照片传过去后,刀鹤兮的电话立即打来了:“哪儿来的?”
初挽笑盈盈的:“捡了大漏,你要不要过来看看?”
刀鹤兮略沉吟了下,道:“下个月吧,我过去大陆。”
初挽:“在忙什么?”
如果是之前,她自然不会轻易问这些,不过现在和刀鹤兮慢慢熟了,话题也就自然而然亲近了。
刀鹤兮:“最近珠宝公司和内地合作比较频繁,我研究了下内地的政策,打算在广东办一个珠宝加工厂。”
初挽:“怪不得之前你好好的跑去新疆,原来早就看中了,是特意去考察原材料的吧?”
刀鹤兮道:“也不全是,我确实对尼雅遗址感兴趣,想去看看。”
初挽笑道:“行,那你到时候过来吧,我捡了不少宝呢,以后,你想做什么瓷器,咱都有学习范本了。”
刀鹤兮:“好。”
两个人又随口聊了几句香港古玩市场的情况,便要结束话题。
谁知道刀鹤兮却道:“你需要买什么吗,我可以顺便帮你带过去。”
初挽略有些意外,她觉得刀鹤兮不食人间烟火的人,心里装的不是琴棋书画就是商业版图,现在竟然问起这种问题。
不过她还是想了想:“也没什么特别需要的。”
刀鹤兮:“你不是怀孕了吗,那我随便买点东西吧?”
初挽:“……行,那我提前谢谢你了。

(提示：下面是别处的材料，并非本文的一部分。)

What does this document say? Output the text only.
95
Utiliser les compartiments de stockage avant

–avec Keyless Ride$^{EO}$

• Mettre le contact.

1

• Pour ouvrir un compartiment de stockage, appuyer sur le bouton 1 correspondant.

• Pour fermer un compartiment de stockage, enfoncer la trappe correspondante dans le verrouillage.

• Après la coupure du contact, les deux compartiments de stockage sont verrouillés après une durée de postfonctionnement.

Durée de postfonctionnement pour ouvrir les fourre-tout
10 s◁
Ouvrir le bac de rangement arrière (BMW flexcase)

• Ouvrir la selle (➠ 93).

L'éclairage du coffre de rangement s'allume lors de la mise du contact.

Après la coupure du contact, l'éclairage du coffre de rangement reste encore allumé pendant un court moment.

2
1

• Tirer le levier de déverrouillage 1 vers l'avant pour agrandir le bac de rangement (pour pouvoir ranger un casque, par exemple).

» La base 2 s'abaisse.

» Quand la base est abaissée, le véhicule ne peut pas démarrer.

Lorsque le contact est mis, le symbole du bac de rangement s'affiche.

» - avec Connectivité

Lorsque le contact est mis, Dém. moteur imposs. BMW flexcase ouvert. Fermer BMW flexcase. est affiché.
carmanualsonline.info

”
这样的刀鹤兮让她有些陌生,太人间烟火味了。
初挽顺便也挑拣了几件,拿给岳教授看,岳教授看到后,惊叹不已,问起来,之后脸上表情就有些复杂了。
他是一方面惊叹于这碎瓷片,一方面遗恨文物局竟然不管管。
初挽道:“这也没法管,这么多碎瓷片,需要大量人力物力
以及库房,他们就算收了,谁来整理挑拣谁来保存?好好的瓷器他们都未必能收藏好,这种碎瓷片,哪能看在眼里?”
岳教授听着,何尝不明白初挽说得有道理。
不过他到底是不舍,在屋子里来回踱步,面色沉重。
初挽也没多想,谁知道过了几天,她抱着一些资料过去请教岳教授,中间岳教授查找一本古籍,岳师母过来,说:“老岳也不知道怎么了,最近天天偷偷摸摸往外跑,回来后一手泥,我说最近也没什么挖掘任务啊!”
初挽疑惑:“一手泥?”
岳师母:“何止一手泥,连皮包都弄得一身脏,鼓鼓囊囊的,我心想这是干嘛,有什么机密还得瞒着我!”

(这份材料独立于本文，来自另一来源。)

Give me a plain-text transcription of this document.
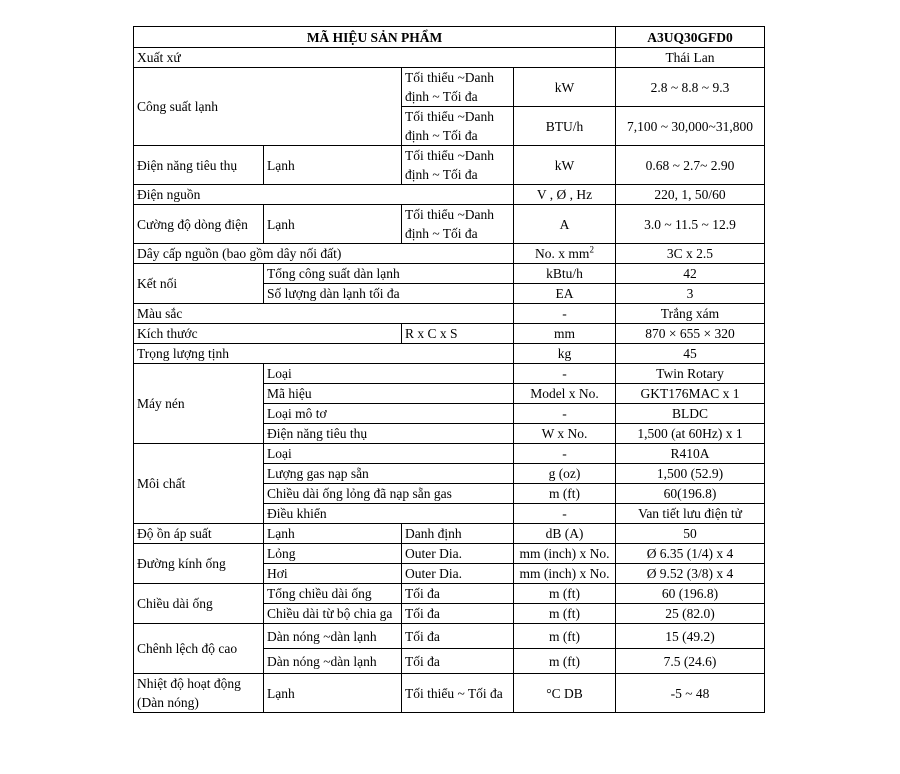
MÃ HIỆU SẢN PHẨM				A3UQ30GFD0
Xuất xứ				Thái Lan
Công suất lạnh		Tối thiểu ~Danh định ~ Tối đa	kW	2.8 ~ 8.8 ~ 9.3
		Tối thiểu ~Danh định ~ Tối đa	BTU/h	7,100 ~ 30,000~31,800
Điện năng tiêu thụ	Lạnh	Tối thiểu ~Danh định ~ Tối đa	kW	0.68 ~ 2.7~ 2.90
Điện nguồn			V , Ø , Hz	220, 1, 50/60
Cường độ dòng điện	Lạnh	Tối thiểu ~Danh định ~ Tối đa	A	3.0 ~ 11.5 ~ 12.9
Dây cấp nguồn (bao gồm dây nối đất)			No. x $mm^2$	3C x 2.5
Kết nối	Tổng công suất dàn lạnh		kBtu/h	42
	Số lượng dàn lạnh tối đa		EA	3
Màu sắc			-	Trắng xám
Kích thước		R x C x S	mm	870 × 655 × 320
Trọng lượng tịnh			kg	45
Máy nén	Loại		-	Twin Rotary
	Mã hiệu		Model x No.	GKT176MAC x 1
	Loại mô tơ		-	BLDC
	Điện năng tiêu thụ		W x No.	1,500 (at 60Hz) x 1
Môi chất	Loại		-	R410A
	Lượng gas nạp sẵn		g (oz)	1,500 (52.9)
	Chiều dài ống lỏng đã nạp sẵn gas		m (ft)	60(196.8)
	Điều khiển		-	Van tiết lưu điện tử
Độ ồn áp suất	Lạnh	Danh định	dB (A)	50
Đường kính ống	Lỏng	Outer Dia.	mm (inch) x No.	Ø 6.35 (1/4) x 4
	Hơi	Outer Dia.	mm (inch) x No.	Ø 9.52 (3/8) x 4
Chiều dài ống	Tổng chiều dài ống	Tối đa	m (ft)	60 (196.8)
	Chiều dài từ bộ chia ga	Tối đa	m (ft)	25 (82.0)
Chênh lệch độ cao	Dàn nóng ~dàn lạnh	Tối đa	m (ft)	15 (49.2)
	Dàn nóng ~dàn lạnh	Tối đa	m (ft)	7.5 (24.6)
Nhiệt độ hoạt động (Dàn nóng)	Lạnh	Tối thiểu ~ Tối đa	°C DB	-5 ~ 48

初挽正要继续问,谁知道岳教授从书房出来了,手里拿着一本书,皱眉看着岳师母:“你在这里嘀咕什么呢?”
岳师母便没太好气:“我和初挽说说话不行吗?”
岳教授:“我们谈正事呢,你忙你的去吧!”
岳师母瞥了自己爱人一眼,到底没说什么。
之后,岳教授便详细地给初挽讲起她的论文,初挽自然认真听着,细致地做笔记,偶尔问个问题。
等聊差不多了,岳教授喝了口水润润嗓子:“还有什么问题,你随时给我打电话,这篇论文你好好写,正好我们最近要出版一套考古研讨合集,打算把你这篇放进去,这是一个很好的机会。”
初挽点头,心里却想着刚才岳师母说的话。
她隐隐有个猜测……
岳教授留意到她的目光:“怎么了?”
初挽忙道:“没什么,我想着我打扰老师挺久了,我先回去了。”
岳教授颔首,又嘱咐说:“博士生的课程,实践课程少了,倒是偏理论研究多,你这方面不是问题,我给你提的这些书,你多读,读了记笔记,回头给我聊下。”
初挽自然点头。
等她走出岳教授家的时候,琢磨着这个事,想着刚才岳教授的表情。
岳教授一向清高,是不屑于去搜罗什么瓷器的,更不屑于去捡漏。
这种挖掘出来的碎瓷片,他作为一个考古工作者,自然更不可能去拿。
但是现在,他也忍不住了,跑去工地捡了??
捡了,又不好意思让人知道,连自己爱人都瞒着,就这么偷偷摸摸捡?
初挽突然就想笑。
谁想到严肃正经的岳教授竟然会干这种事!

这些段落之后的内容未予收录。